The see-now-buy-now movement, which launched to great fanfare a year ago but has since slowed, has lost another convert. Silas Chou and Thakoon Panichgul said Monday they have put their direct-to-consumer, see-now-buy-now venture on hold, and are considering restructuring the business.
Thakoon’s model was one of a handful of companies that experimented with the see-now-buy-now concept, to varying degrees of success. Those that showed entire see-now-buy-now collections were Rebecca Minkoff, Tommy Hilfiger, Burberry and Ralph Lauren. Other companies offered capsules of see-now-buy-now merchandise to complement the following season’s offering.
A year ago, the model was seen as the way to reignite consumer demand for designer fashion after several years of generally lackluster sales. Retailers and designers blamed the out-of-kilter fashion calendar for shoppers’ blahs, saying consumers no longer wanted to wait six months between seeing images of a collection and being able to buy it. In the age of Instagram, Twitter and Snapchat, retailers contended, consumers wanted what WWD dubbed “instant fashion” — clothes they would see on the runway and would be immediately able to buy.
That was then — and this is now. Retailers queried about the see-now-buy-now movement after the most recent round of New York shows last month were decidedly less enthusiastic and admitted it wasn’t the panacea many of them had hoped for.

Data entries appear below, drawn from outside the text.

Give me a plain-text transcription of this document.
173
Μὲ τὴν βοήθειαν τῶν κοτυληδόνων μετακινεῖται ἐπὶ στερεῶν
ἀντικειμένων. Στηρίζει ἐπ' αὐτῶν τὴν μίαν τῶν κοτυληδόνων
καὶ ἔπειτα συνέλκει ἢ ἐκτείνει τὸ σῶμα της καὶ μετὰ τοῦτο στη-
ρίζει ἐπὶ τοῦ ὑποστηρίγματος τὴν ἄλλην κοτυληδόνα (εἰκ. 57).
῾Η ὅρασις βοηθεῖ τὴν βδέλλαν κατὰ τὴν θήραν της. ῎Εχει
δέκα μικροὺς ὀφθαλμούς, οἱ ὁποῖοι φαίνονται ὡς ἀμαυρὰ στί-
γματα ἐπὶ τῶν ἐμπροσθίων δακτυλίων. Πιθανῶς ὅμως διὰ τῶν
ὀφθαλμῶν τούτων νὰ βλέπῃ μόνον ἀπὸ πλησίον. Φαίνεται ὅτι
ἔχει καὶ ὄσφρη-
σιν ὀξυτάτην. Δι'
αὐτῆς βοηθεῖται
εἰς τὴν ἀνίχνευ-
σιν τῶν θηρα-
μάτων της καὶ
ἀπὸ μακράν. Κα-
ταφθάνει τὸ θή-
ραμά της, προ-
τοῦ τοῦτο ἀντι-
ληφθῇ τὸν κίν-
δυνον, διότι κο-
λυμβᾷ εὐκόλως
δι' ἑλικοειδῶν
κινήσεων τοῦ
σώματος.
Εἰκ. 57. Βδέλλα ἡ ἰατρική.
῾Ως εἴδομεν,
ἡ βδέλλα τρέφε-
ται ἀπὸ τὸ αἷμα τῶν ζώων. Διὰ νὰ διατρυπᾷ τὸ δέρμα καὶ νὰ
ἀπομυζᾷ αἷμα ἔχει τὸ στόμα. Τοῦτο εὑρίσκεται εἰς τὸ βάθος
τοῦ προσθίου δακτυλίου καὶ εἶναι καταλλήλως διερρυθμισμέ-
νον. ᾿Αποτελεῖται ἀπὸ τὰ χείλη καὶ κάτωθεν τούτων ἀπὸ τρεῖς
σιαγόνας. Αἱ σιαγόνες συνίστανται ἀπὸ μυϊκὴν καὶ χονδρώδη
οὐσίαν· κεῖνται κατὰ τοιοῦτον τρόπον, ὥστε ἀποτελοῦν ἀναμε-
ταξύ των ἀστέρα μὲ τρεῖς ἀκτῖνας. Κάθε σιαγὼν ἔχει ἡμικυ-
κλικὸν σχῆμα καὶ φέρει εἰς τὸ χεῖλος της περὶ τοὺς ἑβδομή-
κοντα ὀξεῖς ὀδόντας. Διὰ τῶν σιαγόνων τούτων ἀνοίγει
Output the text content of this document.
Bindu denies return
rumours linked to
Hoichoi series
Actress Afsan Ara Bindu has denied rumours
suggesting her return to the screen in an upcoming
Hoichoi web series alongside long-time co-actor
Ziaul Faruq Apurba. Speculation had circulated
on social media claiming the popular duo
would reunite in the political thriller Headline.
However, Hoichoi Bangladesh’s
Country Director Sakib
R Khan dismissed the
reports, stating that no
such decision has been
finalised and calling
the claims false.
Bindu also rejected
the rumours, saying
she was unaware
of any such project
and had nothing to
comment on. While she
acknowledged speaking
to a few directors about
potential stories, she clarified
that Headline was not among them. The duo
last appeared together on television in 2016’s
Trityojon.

“There was a lot of hope and expectation that see-now-buy-now would deliver [more],” admitted Roopal Patel, senior vice president and fashion director at Saks Fifth Avenue last month. “The reality is that the customer looking for newness and special products is going to buy them when they’re available to her. She’s willing to wait for them.”
“I’m not a proponent of see-now-buy-now,” said Jeffrey Kalinsky, designer fashion director of Nordstrom Inc. and founder of Jeffrey New York. “We’ve been given no proof that it’s something someone like me needs to get behind. I feel now more than ever that it’s not a good idea. There are more constructive things we as an industry can do to improve retail sales.”
The Chou-Thakoon venture was founded at a time when “instant fashion” was in its heyday. But even a Chou spokeswoman seemed to admit it was caught up in the changing industry tides.
The spokeswoman said in the last 10 years, Silas Chou has been building a big investment portfolio, including companies in the fashion and tech sectors, such as Thakoon. “However, we have recognized that the business model is ahead of the current retail environment. Therefore, we are taking a pause, and an eventual restructure,” she said.
Silas Chou’s daughter Vivian Chou’s company, Bright Fame Fashion, bought a controlling interest in Thakoon Corp. in December 2015 for an undisclosed sum. She planned to position the label as high-end sportswear brand sold exclusively through the New York flagship and its directly operated e-commerce site. Accessories and limited-edition products were part of the offerings. There were high hopes for the brand, with Chou looking to replicate her father Silas’ success with Tommy Hilfiger and Michael Kors.
Thakoon’s brand, which was headquarterd in Hong Kong, began building its team last year and made several key hires. Among them was Lucy Yi, who became the brand’s president. Panichgul’s longtime business partner Maria Borromeo stayed on as chief executive officer and was based in Hong Kong. Under the direct-to-consumer concept, Thakoon showed two collections. The company spokeswoman, who said the business was put on hold, declined to give further details of staffing and other operations.
“I still believe in Thakoon’s tremendous design talent and the brand as well as the strong management team behind this project,” said Silas Chou.
Thakoon Panichgul said, “It was time for my brand to explore a new business model and this opportunity allowed us to do so. We can now take the learnings from this to apply to the next evolution of Thakoon.”
The company declined to reveal what will happen to the brand and said next steps are all under consideration. The company is shipping spring merchandise.
Thakoon presented a 10-outfit spring collection at a New York event in an effort to have an “immersive experience.” Afterward, the collection was available at the company’s online store and its flagship on Manhattan’s Wooster Street. WWD noted in its review that Panichgul “delivered a commercially savvy, cohesive collection that will tempt women when sunny, warm days arrive again.”
The company’s Web site shows a more comprehensive offering of dresses, tops, coats, jackets, sweaters, knits, accessories, shirts, bottoms and sleepwear, ranging from $25 for a cat nap mask to $575 for a sateen jacquard sleeveless jacket. Many of the tops and bottoms are in the $225 to $350 range.